Chun Lee-kyung

Personal information
- Born: January 6, 1976 (age 50)
- Height: 1.63 m (5 ft 4 in)
- Weight: 58 kg (128 lb; 9.1 st)

Sport
- Country: South Korea
- Sport: Speed skating
- Retired: 1998

Medal record
Women's short-track speed skating
Representing South Korea
| Event | 1st | 2nd | 3rd |
| Olympic Games | 4 | 0 | 1 |
| World Championships | 9 | 11 | 3 |
| World Team Championships | 4 | 2 | 0 |
Olympic Games
| Gold medal – first place | 1998 Nagano | 1000 m |
| Gold medal – first place | 1998 Nagano | 3000 m relay |
| Gold medal – first place | 1994 Lillehammer | 1000 m |
| Gold medal – first place | 1994 Lillehammer | 3000 m relay |
| Bronze medal – third place | 1998 Nagano | 500 m |
World Championships
| Gold medal – first place | 1995 Gjøvik | 1500 m |
| Gold medal – first place | 1995 Gjøvik | 3000 m |
| Gold medal – first place | 1995 Gjøvik | Overall |
| Gold medal – first place | 1996 The Hague | 1500 m |
| Gold medal – first place | 1996 The Hague | Overall |
| Gold medal – first place | 1997 Nagano | 1500 m |
| Gold medal – first place | 1997 Nagano | 3000 m |
| Gold medal – first place | 1997 Nagano | Overall |
| Gold medal – first place | 1998 Vienna | 3000 m |
| Silver medal – second place | 1993 Beijing | 1500 m |
| Silver medal – second place | 1993 Beijing | 3000 m |
| Silver medal – second place | 1993 Beijing | Overall |
| Silver medal – second place | 1995 Gjovik | 1000 m |
| Silver medal – second place | 1995 Gjovik | 3000 m relay |
| Silver medal – second place | 1996 The Hague | 1000 m |
| Silver medal – second place | 1996 The Hague | 3000 m |
| Silver medal – second place | 1997 Nagano | 3000 m relay |
| Silver medal – second place | 1998 Vienna | 1000 m |
| Silver medal – second place | 1998 Vienna | Overall |
| Silver medal – second place | 1998 Vienna | 3000 m relay |
| Bronze medal – third place | 1993 Beijing | 3000 m relay |
| Bronze medal – third place | 1994 Guildford | 3000 m relay |
| Bronze medal – third place | 1997 Nagano | 1000 m |
World Team Championships
| Gold medal – first place | 1992 Nobeyama | Team |
| Gold medal – first place | 1995 Zoetermeer | Team |
| Gold medal – first place | 1996 Lake Placid | Team |
| Gold medal – first place | 1997 Seoul | Team |
| Silver medal – second place | 1994 Cambridge | Team |
| Silver medal – second place | 1998 Bormio | Team |
Asian Winter Games
| Gold medal – first place | 1996 Harbin | 1000 m |
| Silver medal – second place | 1990 Sapporo | 3000 m relay |
| Silver medal – second place | 1996 Harbin | 1500 m |
| Bronze medal – third place | 1990 Sapporo | 1000 m |
| Bronze medal – third place | 1996 Harbin | 3000 m |

= Chun Lee-kyung =

Short-track speed skater

Chun Lee-kyung (born January 6, 1976, in Okcheon, Chungcheongbuk-do) is a retired South Korean short track speed skater.
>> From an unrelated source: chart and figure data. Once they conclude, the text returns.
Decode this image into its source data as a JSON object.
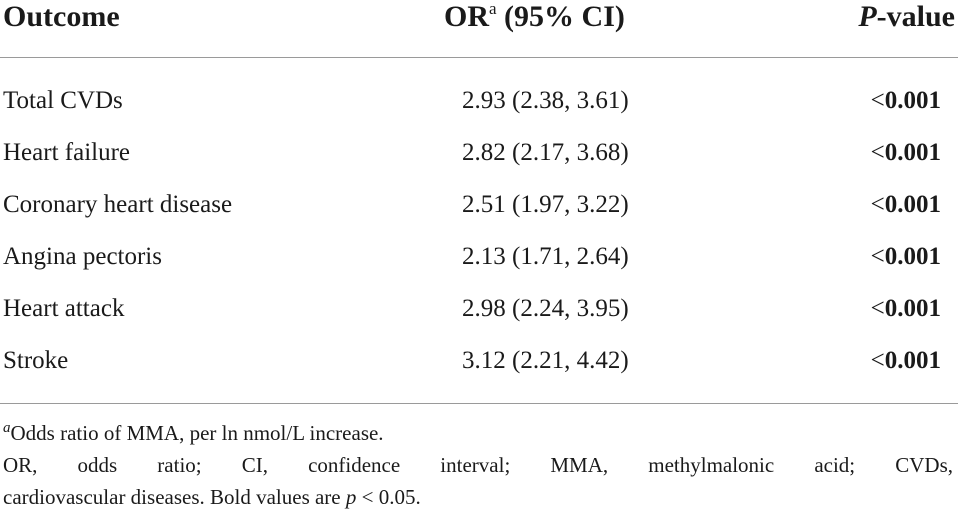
{
  "table": {
    "headers": {
      "outcome": "Outcome",
      "or_main": "OR",
      "or_sup": "a",
      "or_rest": " (95% CI)",
      "p_italic": "P",
      "p_rest": "-value"
    },
    "rows": [
      {
        "outcome": "Total CVDs",
        "or": "2.93 (2.38, 3.61)",
        "p_prefix": "<",
        "p_value": "0.001"
      },
      {
        "outcome": "Heart failure",
        "or": "2.82 (2.17, 3.68)",
        "p_prefix": "<",
        "p_value": "0.001"
      },
      {
        "outcome": "Coronary heart disease",
        "or": "2.51 (1.97, 3.22)",
        "p_prefix": "<",
        "p_value": "0.001"
      },
      {
        "outcome": "Angina pectoris",
        "or": "2.13 (1.71, 2.64)",
        "p_prefix": "<",
        "p_value": "0.001"
      },
      {
        "outcome": "Heart attack",
        "or": "2.98 (2.24, 3.95)",
        "p_prefix": "<",
        "p_value": "0.001"
      },
      {
        "outcome": "Stroke",
        "or": "3.12 (2.21, 4.42)",
        "p_prefix": "<",
        "p_value": "0.001"
      }
    ]
  },
  "footnotes": {
    "fn1_marker": "a",
    "fn1_text": "Odds ratio of MMA, per ln nmol/L increase.",
    "fn2_line1": "OR, odds ratio; CI, confidence interval; MMA, methylmalonic acid; CVDs,",
    "fn2_line2_a": "cardiovascular diseases. Bold values are ",
    "fn2_line2_p": "p",
    "fn2_line2_b": " < 0.05."
  }
}
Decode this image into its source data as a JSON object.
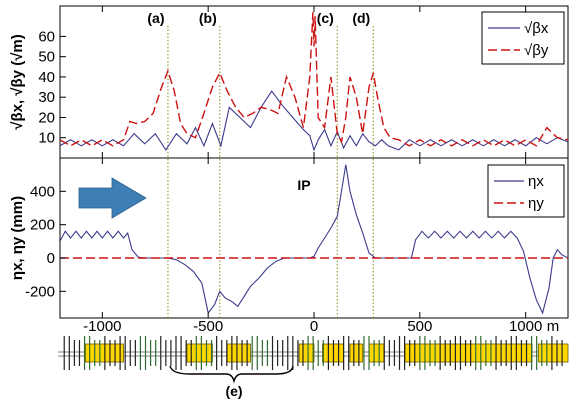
{
  "chart_data": [
    {
      "type": "line",
      "panel": "beta",
      "ylabel": "√βx, √βy (√m)",
      "yticks": [
        10,
        20,
        30,
        40,
        50,
        60
      ],
      "ylim": [
        0,
        75
      ],
      "xlim": [
        -1200,
        1200
      ],
      "grid": false,
      "legend_position": "top-right",
      "markers": [
        {
          "label": "(a)",
          "x": -690
        },
        {
          "label": "(b)",
          "x": -445
        },
        {
          "label": "(c)",
          "x": 110
        },
        {
          "label": "(d)",
          "x": 280
        }
      ],
      "series": [
        {
          "name": "√βx",
          "color": "#3a3a8c",
          "style": "solid",
          "x": [
            -1200,
            -1150,
            -1100,
            -1050,
            -1000,
            -950,
            -900,
            -850,
            -800,
            -750,
            -700,
            -650,
            -600,
            -560,
            -520,
            -480,
            -440,
            -400,
            -350,
            -300,
            -250,
            -200,
            -150,
            -100,
            -50,
            -20,
            0,
            20,
            50,
            80,
            110,
            140,
            170,
            200,
            230,
            260,
            290,
            320,
            350,
            400,
            450,
            500,
            550,
            600,
            650,
            700,
            750,
            800,
            850,
            900,
            950,
            1000,
            1050,
            1100,
            1150,
            1200
          ],
          "y": [
            6,
            9,
            6,
            9,
            6,
            9,
            6,
            12,
            7,
            12,
            4,
            12,
            7,
            15,
            6,
            17,
            6,
            25,
            20,
            15,
            25,
            33,
            26,
            20,
            14,
            11,
            4,
            9,
            14,
            6,
            13,
            5,
            11,
            6,
            12,
            8,
            6,
            9,
            6,
            4,
            9,
            6,
            9,
            6,
            9,
            6,
            9,
            6,
            9,
            6,
            9,
            6,
            10,
            7,
            10,
            8
          ]
        },
        {
          "name": "√βy",
          "color": "#cc1111",
          "style": "dashed",
          "x": [
            -1200,
            -1150,
            -1100,
            -1050,
            -1000,
            -950,
            -900,
            -870,
            -840,
            -800,
            -760,
            -720,
            -690,
            -660,
            -630,
            -600,
            -560,
            -520,
            -480,
            -445,
            -410,
            -370,
            -330,
            -290,
            -250,
            -210,
            -170,
            -130,
            -90,
            -50,
            -20,
            -5,
            0,
            5,
            20,
            50,
            80,
            110,
            130,
            150,
            170,
            200,
            230,
            260,
            280,
            300,
            330,
            360,
            400,
            450,
            500,
            550,
            600,
            650,
            700,
            750,
            800,
            850,
            900,
            950,
            1000,
            1050,
            1100,
            1150,
            1200
          ],
          "y": [
            9,
            6,
            9,
            6,
            9,
            6,
            9,
            18,
            17,
            18,
            22,
            35,
            43,
            33,
            17,
            12,
            10,
            22,
            35,
            42,
            33,
            25,
            20,
            22,
            25,
            24,
            22,
            40,
            30,
            15,
            40,
            72,
            55,
            70,
            20,
            15,
            40,
            12,
            8,
            20,
            40,
            30,
            12,
            35,
            42,
            30,
            15,
            10,
            9,
            6,
            9,
            6,
            9,
            6,
            9,
            6,
            9,
            6,
            9,
            6,
            9,
            6,
            15,
            10,
            9
          ]
        }
      ]
    },
    {
      "type": "line",
      "panel": "eta",
      "ylabel": "ηx, ηy (mm)",
      "xlabel_unit": "m",
      "yticks": [
        -200,
        0,
        200,
        400
      ],
      "ylim": [
        -360,
        600
      ],
      "xticks": [
        -1000,
        -500,
        0,
        500,
        1000
      ],
      "xlim": [
        -1200,
        1200
      ],
      "grid": false,
      "legend_position": "top-right",
      "annotation": "IP",
      "series": [
        {
          "name": "ηx",
          "color": "#3a3a8c",
          "style": "solid",
          "x": [
            -1200,
            -1175,
            -1150,
            -1125,
            -1100,
            -1075,
            -1050,
            -1025,
            -1000,
            -975,
            -950,
            -925,
            -900,
            -880,
            -860,
            -830,
            -800,
            -760,
            -720,
            -690,
            -650,
            -610,
            -570,
            -530,
            -500,
            -470,
            -445,
            -420,
            -390,
            -360,
            -330,
            -300,
            -260,
            -220,
            -180,
            -140,
            -100,
            -60,
            -20,
            0,
            20,
            50,
            80,
            110,
            130,
            150,
            170,
            200,
            230,
            260,
            290,
            320,
            350,
            380,
            410,
            440,
            460,
            480,
            510,
            540,
            570,
            600,
            630,
            660,
            690,
            720,
            750,
            780,
            810,
            840,
            870,
            900,
            930,
            960,
            990,
            1020,
            1050,
            1080,
            1110,
            1130,
            1150,
            1170,
            1200
          ],
          "y": [
            100,
            160,
            120,
            160,
            120,
            160,
            120,
            160,
            120,
            160,
            120,
            160,
            120,
            150,
            50,
            5,
            0,
            0,
            0,
            0,
            -10,
            -40,
            -80,
            -150,
            -330,
            -280,
            -200,
            -240,
            -260,
            -290,
            -230,
            -170,
            -120,
            -60,
            -20,
            0,
            0,
            0,
            0,
            10,
            60,
            120,
            180,
            250,
            400,
            560,
            400,
            260,
            150,
            30,
            0,
            0,
            0,
            0,
            0,
            0,
            0,
            110,
            160,
            120,
            160,
            120,
            160,
            120,
            160,
            120,
            160,
            120,
            160,
            120,
            160,
            120,
            160,
            120,
            40,
            -120,
            -250,
            -330,
            -180,
            0,
            50,
            20,
            0
          ]
        },
        {
          "name": "ηy",
          "color": "#cc1111",
          "style": "dashed",
          "x": [
            -1200,
            1200
          ],
          "y": [
            0,
            0
          ]
        }
      ]
    }
  ],
  "bracket_label": "(e)"
}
She is a four-time Olympic Champion and three-time Overall World Champion for 1995–1997. She was a dominant force in International Short Track Speed Skating during the mid-1990s.

Chun took part in the 1992 Winter Olympics in Albertville, France, at the age of 15, but failed to win much attention. In 1994, however, Chun won two gold medals at the Lillehammer Winter Olympic Games. She won the women's 1000 m final, defeating the reigning World Champion Nathalie Lambert and former World Champion Kim So-hee, and was part of the team that won the 3000 m relay in a world record time along with Kim.

Between 1994 and 1998 Winter Olympics, Chun won the Overall World Championship three times in a row, in 1995, 1996 and 1997 (becoming the second person to have won three consecutive Overall World Championships). She shared the 1997 title though with Yang Yang (A), her most significant career rival. She also won the Overall World Cup title for 1997–1998 season.

In 1998, at the Nagano Winter Olympics, Chun successfully defended both of her Olympic titles, by defeating China's Yang Yang (A) and Yang Yang (S) in the 1000 m final after trailing for most of the race. Yang Yang (A) crossed the line together with Chun in what was ruled and reviewed as a photo finish, but was then disqualified for cross tracking Chun at the very end as Chun tried to pass on the inside (although the photo finish seemed to show Chun having defeated her for the gold regardless). She led the relay team to another Olympic victory with world record time, completing the first "double-double" in Olympic short track history. She also added a 5th Olympic medal, a surprising bronze in the 500 metres, her weakest event and which she had never won a World Championship medal in. She was advanced to the bronze after winning the B final, due to a major fall in the A final leading to the disqualification of Isabelle Charest, and the refusal to finish of Wang Chunlu. She became the first quadruple Olympic Champion in Short Track Speed Skating and the first one from Korea. One month later at the 1998 World Championships, her final major international meet, Chun won 4 medals including her 3rd title at 3000 metres, but was still narrowly denied a 4th consecutive Overall World Championship by Yang Yang (A) (the 2nd of Yang Yang (A)'s own 6 consecutive titles, after having tied Chun for the 97 title). The key event to the final overall result was the 1000 metres, where just as in Nagano Chun and Yang Yang (A) crossed in a virtual dead heat over the distance, but this time with Yang emerging the victor and getting the crucial 1st place points to the overall title with it. This provided the final chapter to the intense rivalry of the 2 all-time greats, as Chun would retire immediately after the meet.

In 2002, Chun was elected to the Athletes' Committee of the International Olympic Committee.